Cette correspondance, obtenue par notre rédaction, révèle l’ampleur de la crise interne qui paralyse désormais le CPT. Quand des membres d’un même conseil exécutif en arrivent à s’écrire des lettres officielles au lieu de se parler directement, c’est que la situation a atteint un point de non-retour.
L’accusation qui fait mal
Entre les lignes diplomatiques, on comprend que les trois conseillers « dissidents » ont accusé leurs quatre collègues de violer les règles de fonctionnement du CPT, probablement en prenant des décisions sans respecter le quorum légal. Une accusation grave qui équivaut à dire que la moitié du conseil gouverne illégalement le pays.
Les quatre signataires se défendent avec véhémence : « Il n’est pas inutile de noter que les provisions légales ne se limitent pas aux seules conditions pour le quorum de réunion et de décision mais également à toute situation qui puissent faciliter la continuité de l’État. »
Traduction en langage clair : « Nous faisons ce qu’il faut pour que le pays continue de fonctionner, même si vous n’êtes pas d’accord. »
Le Code pénal, pomme de discorde
Au cœur de cette guerre fratricide : la réforme controversée du Code pénal. Les quatre conseillers rappellent avec insistance l’urgence de faire adopter ce texte par le Conseil des Ministres, prévu pour le 24 juin à 16h. Un timing qui suggère que leurs trois collègues tentaient probablement de bloquer cette réforme.

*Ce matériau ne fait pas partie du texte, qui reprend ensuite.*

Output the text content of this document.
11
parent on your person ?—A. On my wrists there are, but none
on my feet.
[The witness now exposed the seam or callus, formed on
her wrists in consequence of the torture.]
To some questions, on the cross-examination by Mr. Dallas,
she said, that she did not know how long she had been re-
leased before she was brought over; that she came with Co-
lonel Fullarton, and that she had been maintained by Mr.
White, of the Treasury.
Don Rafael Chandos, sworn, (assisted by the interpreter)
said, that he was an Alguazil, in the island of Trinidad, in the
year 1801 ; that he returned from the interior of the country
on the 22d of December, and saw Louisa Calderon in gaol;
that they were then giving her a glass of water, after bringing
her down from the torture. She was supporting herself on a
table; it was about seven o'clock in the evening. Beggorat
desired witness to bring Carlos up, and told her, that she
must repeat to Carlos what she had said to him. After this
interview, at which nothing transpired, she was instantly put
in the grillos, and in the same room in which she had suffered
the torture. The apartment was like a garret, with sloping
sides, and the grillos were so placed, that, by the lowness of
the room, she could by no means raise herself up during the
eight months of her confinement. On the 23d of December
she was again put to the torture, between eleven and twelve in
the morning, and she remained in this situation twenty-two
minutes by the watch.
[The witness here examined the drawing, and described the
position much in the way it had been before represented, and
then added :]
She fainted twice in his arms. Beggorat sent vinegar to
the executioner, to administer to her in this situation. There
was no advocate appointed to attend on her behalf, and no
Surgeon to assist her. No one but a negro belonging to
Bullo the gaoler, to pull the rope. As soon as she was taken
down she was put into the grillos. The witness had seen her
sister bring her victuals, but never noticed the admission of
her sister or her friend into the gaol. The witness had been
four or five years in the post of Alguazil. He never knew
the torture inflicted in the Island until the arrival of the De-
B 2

Pour les Haïtiens qui vivent au quotidien l’insécurité et l’impunité, cette querelle sur le Code pénal résonne douloureusement. Pendant que les dirigeants se déchirent sur la procédure, les gangs continuent de terroriser la population et la justice reste paralysée.
« À la croisée des chemins » : l’aveu d’échec
Le ton dramatique de la conclusion en dit long sur la gravité de la situation : « Le Conseil Présidentiel de Transition se trouve bien aujourd’hui à la croisée des chemins. Nous ne devons en aucun cas démériter de la patrie commune. »
Ces mots sonnent comme un ultimatum déguisé. Les quatre conseillers semblent dire à leurs collègues : « Soit vous vous ralliez, soit le CPT explose. » Une perspective terrifiante pour un pays qui a déjà connu trop d’instabilité institutionnelle.
Haïti otage de ses dirigeants
Pour la diaspora haïtienne qui espérait enfin voir une transition réussie, et pour les citoyens en Haïti qui subissent les conséquences de chaque crise politique, ce nouveau psychodrame est un coup dur. Comment expliquer à un père de famille de Cité Soleil, à une commerçante du marché en fer, ou à un jeune diplômé de Port-au-Prince que leurs dirigeants sont incapables de s’entendre sur les réformes les plus urgentes ?
Cette lettre révèle une vérité cruelle : à quelques mois de la fin de son mandat, le CPT semble davantage préoccupé par ses querelles internes que par les défis titanesques du pays. Insécurité galopante, crise économique, effondrement des services publics – autant de dossiers qui passent au second plan derrière les ego froissés.
La question n’est plus de savoir si le CPT survivra à cette crise, mais plutôt : Haïti peut-elle se permettre une nouvelle période d’instabilité institutionnelle ? La réponse appartient aux sept conseillers qui, pour l’instant, semblent l’avoir oubliée.